The things we kept coming back to were these…
Lifestyle : we didn’t want to teach our child to become obsessed over weight by watching us be obsessed over weight (we are yo yo dieters…). We wanted to change our focus to creating a healthy outdoor loving family, confident at trying new foods and new activities. We wanted to play on the big field at the back of the house, go to the park, take in the countryside. We were going to do this from day one. I can’t remember when, either just before or just after he died, I took down our weight chart in the kitchen and replaced it with positive images – pictures from our charity runs, running numbers, family and friends.
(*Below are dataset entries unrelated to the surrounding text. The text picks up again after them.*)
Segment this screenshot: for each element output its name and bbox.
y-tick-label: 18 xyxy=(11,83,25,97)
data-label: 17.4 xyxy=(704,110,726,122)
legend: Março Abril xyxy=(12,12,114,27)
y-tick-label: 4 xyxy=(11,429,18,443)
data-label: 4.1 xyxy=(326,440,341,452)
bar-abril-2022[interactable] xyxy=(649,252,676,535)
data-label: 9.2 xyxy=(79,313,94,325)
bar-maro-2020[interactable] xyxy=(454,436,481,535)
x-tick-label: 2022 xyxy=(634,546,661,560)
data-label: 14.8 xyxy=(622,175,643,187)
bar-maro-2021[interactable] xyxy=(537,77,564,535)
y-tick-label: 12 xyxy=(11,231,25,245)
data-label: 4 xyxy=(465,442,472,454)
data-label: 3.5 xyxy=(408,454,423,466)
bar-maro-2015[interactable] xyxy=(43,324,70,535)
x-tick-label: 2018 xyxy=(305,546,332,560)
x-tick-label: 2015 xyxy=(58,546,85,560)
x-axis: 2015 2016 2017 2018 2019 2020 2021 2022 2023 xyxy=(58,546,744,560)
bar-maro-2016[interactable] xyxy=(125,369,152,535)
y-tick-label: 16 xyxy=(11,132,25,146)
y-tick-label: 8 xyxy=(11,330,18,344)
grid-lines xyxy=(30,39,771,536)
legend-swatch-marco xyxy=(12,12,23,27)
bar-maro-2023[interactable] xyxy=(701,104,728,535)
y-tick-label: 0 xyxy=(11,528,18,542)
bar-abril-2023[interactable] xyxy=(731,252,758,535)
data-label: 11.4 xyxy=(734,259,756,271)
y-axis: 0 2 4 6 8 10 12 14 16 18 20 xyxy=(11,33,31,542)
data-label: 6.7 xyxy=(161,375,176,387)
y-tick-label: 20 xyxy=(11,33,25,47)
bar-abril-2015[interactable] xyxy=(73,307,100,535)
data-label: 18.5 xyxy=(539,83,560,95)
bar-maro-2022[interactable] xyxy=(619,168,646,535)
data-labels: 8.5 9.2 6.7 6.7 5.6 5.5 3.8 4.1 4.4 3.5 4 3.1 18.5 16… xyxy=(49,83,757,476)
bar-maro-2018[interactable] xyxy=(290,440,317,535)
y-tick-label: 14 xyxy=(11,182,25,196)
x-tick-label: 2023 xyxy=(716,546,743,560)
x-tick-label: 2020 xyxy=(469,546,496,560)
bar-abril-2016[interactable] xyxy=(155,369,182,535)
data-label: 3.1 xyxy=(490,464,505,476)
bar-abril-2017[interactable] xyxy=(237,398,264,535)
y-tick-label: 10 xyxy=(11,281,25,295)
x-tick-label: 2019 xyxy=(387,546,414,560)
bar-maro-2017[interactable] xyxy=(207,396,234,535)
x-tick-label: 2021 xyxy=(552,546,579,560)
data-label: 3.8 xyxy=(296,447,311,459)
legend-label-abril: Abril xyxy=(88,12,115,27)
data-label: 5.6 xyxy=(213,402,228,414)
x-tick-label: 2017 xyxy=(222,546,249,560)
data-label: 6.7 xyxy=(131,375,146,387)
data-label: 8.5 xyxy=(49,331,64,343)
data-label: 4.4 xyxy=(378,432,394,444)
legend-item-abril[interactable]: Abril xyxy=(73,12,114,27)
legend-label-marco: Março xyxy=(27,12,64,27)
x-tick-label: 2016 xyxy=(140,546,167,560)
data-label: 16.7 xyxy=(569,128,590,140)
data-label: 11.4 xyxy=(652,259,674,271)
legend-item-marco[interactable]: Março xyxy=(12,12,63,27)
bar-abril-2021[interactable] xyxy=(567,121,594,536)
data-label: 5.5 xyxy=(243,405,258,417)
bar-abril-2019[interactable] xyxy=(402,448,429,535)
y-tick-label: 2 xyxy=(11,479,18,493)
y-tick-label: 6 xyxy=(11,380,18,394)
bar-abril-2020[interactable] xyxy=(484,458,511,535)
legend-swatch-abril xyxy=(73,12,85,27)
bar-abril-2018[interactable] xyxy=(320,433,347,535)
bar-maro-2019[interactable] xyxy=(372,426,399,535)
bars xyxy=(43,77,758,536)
Phones : the buzz topic in parenting habits at the moment but we were fully aware of our phone habits and knew, from day one, we wanted to break it. Phone amnesty whilst in the house. This was always going to be a tricky one to change, and we aren’t doing too well at it…
Compassion : we didn’t want to teach our child the ease of making snap judgements of people, critiquing someone’s actions or appearances, or failing to see things from other people’s points of view. We made the vow to try never to bitch or moan about people infront of our child, so that he didn’t see us being negative about others, or learn the language of critique. We knew that growing up in a same-sex military family would potentially invoke feelings of ‘difference’ and we wanted to teach our child acceptance for all, inclusion.
Confidence : most of all, we wanted to nurture our child to feel confident to approach new and different environments, to be able to stand up for himself with dignity, honesty and tolerance. To be able to handle the pressures he faced with grace. To strive for a better world. This would have been no easy challenge but you have to aim big. Years ago, I always remember posting on my Facebook, that if my future son became even half the man that Zachary Wahls became – I’d be so proud. This is the video that prompted that, and is an inspiration to what I wanted to help nurture into adulthood.
Most of all though, my wife just wanted to be able to teach him to tie his shoes. And to catch. Because I’m not very good at that one.
I think in the end, Leo will end up teaching us a lot more than we could have ever taught him.